Waldau’s course explores the questions: How have religions been involved in the good and bad images of animals we are surrounded with today? What are the prospects for non-human animals in the religions of today and in the future?

“The courses I teach are one of the few places where students come in and say, ‘I like animals.’ You don’t hear that that in many places in the university. But in my class, I ask people, ‘How is it that you’ve come to your level of confidence about other animals on the Earth?’ Each of us has a unique history with other animals in the sense that we’ve all met different individual animals. Digging down into this personal history is what I call ‘doing a personal archaeology.’ I ask each student, for example, ‘Have you met certain dogs and cats that you see as distinct animals, distinct from one another?’ Examine your own life, and you’ll see that we all have a unique set of non-humans we’ve met. Think of the dogs and cats you’ve loved, and they are different from the ones I’ve loved. So how is it that society, through its laws and other devices, treats them all as uniform?”

Waldau has thought and spoken so much about the topic that a conversation with him is like coming into the middle of a fascinating lecture and hearing new ways of using language and thought. He speaks in an engaging, non-stop style, leaving his listener trying to catch up as new idea is piled upon new idea. He uses the term non-human animals instead of animals and the phrase “animal protection” instead of “animal rights.”

Web of life
“Probably most people haven’t thought about non-human animals and religion,” he said. “The first question students usually ask is ‘Do non-human animals go to heaven?’ That generates an animated discussion. But there are other issues that are much more serious and relevant to our lives.”

Waldau believes we are living in an era that is dismissive of animals. Yet other cultures and societies have been able to fully appreciate that humans are animals, too, and that we all share the Earth.

“So many cultures have seen the animals issue differently than we do. Many have recognized other animals as our cousins or ancestors, and some even tell stories of them as ancestral marriage partners. There are lots of stories in indigenous traditions that say something like, ‘originally there was a fox and a man, and they got married.’ For indigenous people, such stories reflect basic recognition that we’re all in this web of life together, and of course, we’re related. In our culture, though, if I push to our obvious connection to other animals, people start to get uncomfortable, and part of this is religious resistance to the basic idea that we are connected to other living beings.”
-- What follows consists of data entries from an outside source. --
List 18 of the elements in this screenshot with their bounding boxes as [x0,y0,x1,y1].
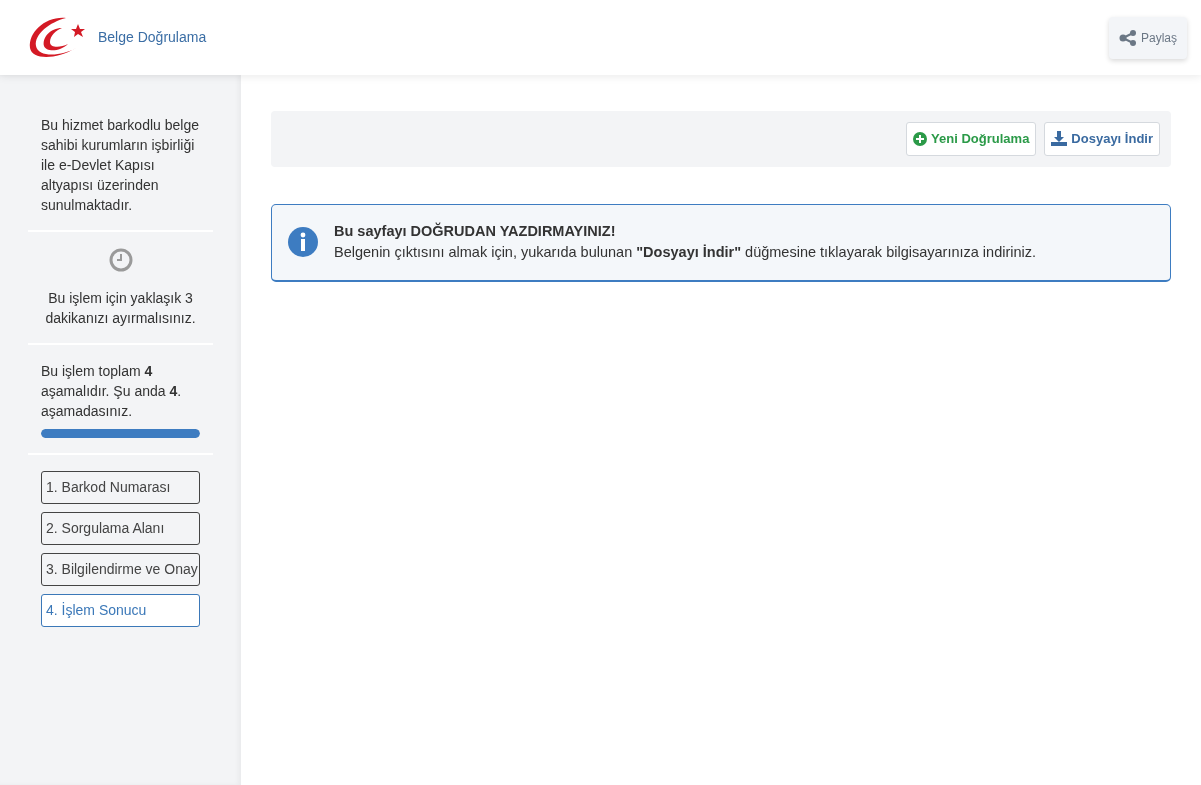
info-icon [288,227,318,258]
clock-icon [108,248,133,272]
service-info-text: Bu hizmet barkodlu belge sahibi kurumların işbirliği ile e-Devlet Kapısı altyapısı üzerinden sunulmaktadır. [41,116,200,215]
site-title: Belge Doğrulama [98,28,207,47]
progress-text: Bu işlem toplam 4 aşamalıdır. Şu anda 4. aşamadasınız. [41,362,183,421]
step-button[interactable]: 2. Sorgulama Alanı [41,512,200,545]
alert-message: Belgenin çıktısını almak için, yukarıda bulunan "Dosyayı İndir" düğmesine tıklayarak bilgisayarınıza indiriniz. [334,243,1037,263]
share-button[interactable]: Paylaş [1108,16,1187,59]
download-button[interactable]: Dosyayı İndir [1044,122,1160,156]
plus-circle-icon [913,131,928,146]
step-button[interactable]: 1. Barkod Numarası [41,471,200,504]
alert-title: Bu sayfayı DOĞRUDAN YAZDIRMAYINIZ! [334,221,617,241]
share-icon [1118,29,1137,46]
new-verification-button[interactable]: Yeni Doğrulama [906,122,1037,156]
download-icon [1051,131,1068,147]
time-note-text: Bu işlem için yaklaşık 3 dakikanızı ayırmalısınız. [44,289,197,328]
step-button[interactable]: 3. Bilgilendirme ve Onay [41,553,200,586]
step-button[interactable]: 4. İşlem Sonucu [41,594,200,627]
But religion is not the only entity creating the current dismissive attitude toward non-human animals, he said.

“When you think of what happens to today’s food animals, it is not based on religion. Those sorts of methods were produced by industrialized capitalism and the relentless drive toward efficiencies,” Waldau said, referring to factory-farming, a means of raising food animals that critics say is inhumane and harmful to the environment.

Waldau tries to impart to his students the realization that they have choices about the future. “Students are inheriting a world that is radically impoverished in terms of non-human animals. Worldwide, we are knocking down hundreds of species each day, and it seems to me that a fundamental challenge is this: Can our children accomplish a re-enchantment of the world through living side by side with other lives? That would be a fuller world.”

The basic question in his course, Waldau said, is one of ethics. “Who are the others? Are they just people in our family or just people in our city or our race? Just people of our own sex? Just our own species? Of course not. If we educate more openly about our history and possibilities with non-human animals, our children and their children will be fabulously more wealthy and imaginative than we can be. The alternative is having an impoverished world view where just humans count.”